Serena Williams booked a Wimbledon final rematch against Angelique Kerber as the seven-time champion marched into her 10th All England Club title match with a 6-2, 6-4 rout of Julia Goerges.
On 20-match winning streak at Wimbledon, Serena is the third oldest female Grand Slam finalist in the Open era at 36 years and 291 days. She will face German world number 10 Kerber on Saturday in a repeat of the 2016 showpiece won by Williams.
Williams has often blasted her rivals off Centre Court with ferocious power-hitting, but German 13th seed Goerges was sent packing with a more subtle 70-minute display featuring just 16 winners and five aces.
In only her fourth tournament since the birth of her daughter Olympia in September, the 23-time Grand Slam champion is closing in on her first major title as a mother.
"It's crazy. I don't even know how to feel. I didn't expect to do this well in my fourth tournament back," Williams said.
"I had a really tough pregnancy delivery. I had to have multiple surgeries and almost didn't make it to be honest.
"I'm just enjoying every moment of this. This was not inevitable for me."
The American star will have history in her sights against Kerber as she tries to equal Margaret Court's record of 24 Grand Slams singles titles. An eighth Wimbledon title would also move her past Steffi Graf into second place on the list of female Wimbledon champions, behind nine-time winner Martina Navratilova.
Serena will go into her 30th Grand Slam final—her first since winning the 2017 Australian Open—holding a 6-2 lead in her head to head record against Kerber. "She is clearly a really good grass-court player. But whatever happens it's a great moment for me and incredible motivation to keep going for the rest of my career," Serena added.
After all the controversy about the decision to seed Williams 25th at Wimbledon despite her position at 181 in the WTA rankings, she has proved the tournament's officials were actually too conservative.
Williams, who missed Wimbledon last year due to her pregnancy, won the grass-court Grand Slam on her previous two visits in 2015 and 2016.

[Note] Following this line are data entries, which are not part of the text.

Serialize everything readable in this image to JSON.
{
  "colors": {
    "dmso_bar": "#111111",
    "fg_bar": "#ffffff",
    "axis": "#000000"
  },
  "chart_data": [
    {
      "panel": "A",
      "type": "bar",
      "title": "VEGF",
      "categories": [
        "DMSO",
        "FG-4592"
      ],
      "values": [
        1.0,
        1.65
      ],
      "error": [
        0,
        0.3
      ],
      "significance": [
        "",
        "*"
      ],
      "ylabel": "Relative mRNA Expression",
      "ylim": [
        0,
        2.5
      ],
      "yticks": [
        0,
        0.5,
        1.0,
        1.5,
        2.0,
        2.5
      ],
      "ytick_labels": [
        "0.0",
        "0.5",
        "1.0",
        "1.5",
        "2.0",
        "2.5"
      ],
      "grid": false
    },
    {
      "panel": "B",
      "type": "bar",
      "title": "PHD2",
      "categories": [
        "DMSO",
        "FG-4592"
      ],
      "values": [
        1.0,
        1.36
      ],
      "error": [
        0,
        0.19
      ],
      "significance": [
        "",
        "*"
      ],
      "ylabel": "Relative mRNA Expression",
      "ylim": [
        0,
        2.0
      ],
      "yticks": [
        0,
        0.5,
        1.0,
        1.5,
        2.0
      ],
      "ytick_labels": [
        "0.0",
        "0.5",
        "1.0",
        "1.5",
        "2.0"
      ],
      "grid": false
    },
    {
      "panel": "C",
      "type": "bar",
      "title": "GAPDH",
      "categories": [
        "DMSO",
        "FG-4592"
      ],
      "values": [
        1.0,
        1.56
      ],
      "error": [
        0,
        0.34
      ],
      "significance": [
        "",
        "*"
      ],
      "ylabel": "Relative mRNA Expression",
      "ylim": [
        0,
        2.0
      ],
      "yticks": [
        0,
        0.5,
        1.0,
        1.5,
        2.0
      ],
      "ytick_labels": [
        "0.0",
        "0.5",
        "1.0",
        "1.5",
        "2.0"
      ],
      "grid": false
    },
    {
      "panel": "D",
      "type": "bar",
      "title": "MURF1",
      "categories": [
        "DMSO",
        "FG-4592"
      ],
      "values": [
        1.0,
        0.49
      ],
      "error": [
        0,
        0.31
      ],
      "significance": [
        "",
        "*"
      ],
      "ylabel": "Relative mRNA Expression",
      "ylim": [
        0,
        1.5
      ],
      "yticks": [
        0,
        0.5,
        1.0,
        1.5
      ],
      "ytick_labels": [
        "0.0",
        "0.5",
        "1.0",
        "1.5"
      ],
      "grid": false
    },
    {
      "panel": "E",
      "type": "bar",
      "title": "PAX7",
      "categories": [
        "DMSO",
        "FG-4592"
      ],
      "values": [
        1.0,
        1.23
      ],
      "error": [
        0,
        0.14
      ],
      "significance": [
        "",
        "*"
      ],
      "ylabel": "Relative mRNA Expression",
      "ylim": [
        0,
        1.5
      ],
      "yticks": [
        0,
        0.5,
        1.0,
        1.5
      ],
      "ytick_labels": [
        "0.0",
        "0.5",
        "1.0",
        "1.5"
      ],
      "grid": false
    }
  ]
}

Twenty years after making her Wimbledon debut as a precocious teenager and 16 years since her first title at the All England Club, Serena remains the pre-eminent force in the women's game.
In a testament to her remarkable longevity, the former world number one has now made at least one Grand Slam final for the last 12 years.
Serena had lost only one of her 10 previous Wimbledon semifinals and the 11th followed a familiar script.
When a panicked Goerges error wrapped up the first set, Serena's dominance was so total that the American, whose emotions are usually on full display, barely acknowledged the moment. By the time a Goerges drop-shot drifted into net to present Serena with the decisive break in the sixth game of the second set, the contest had already been sapped of any drama and moments later the title favourite was waving to the crowd in celebration.
Earlier, Kerber raced into her second Wimbledon final and fourth Grand Slam showpiece as the German crushed former French Open champion Jelena Ostapenko 6-3, 6-3 in 67 minutes.
The 30-year-old hit only 10 winners but that was all it took to get the job done as Latvian 12th seed Ostapenko shot herself in the foot with 36 unforced errors.
It will be Kerber's first Grand Slam final since she won the second of her two major titles at the 2016 US Open. Kerber, who also won the Australian Open in 2016, is bidding to become the first German woman to win Wimbledon since Graf in 1996.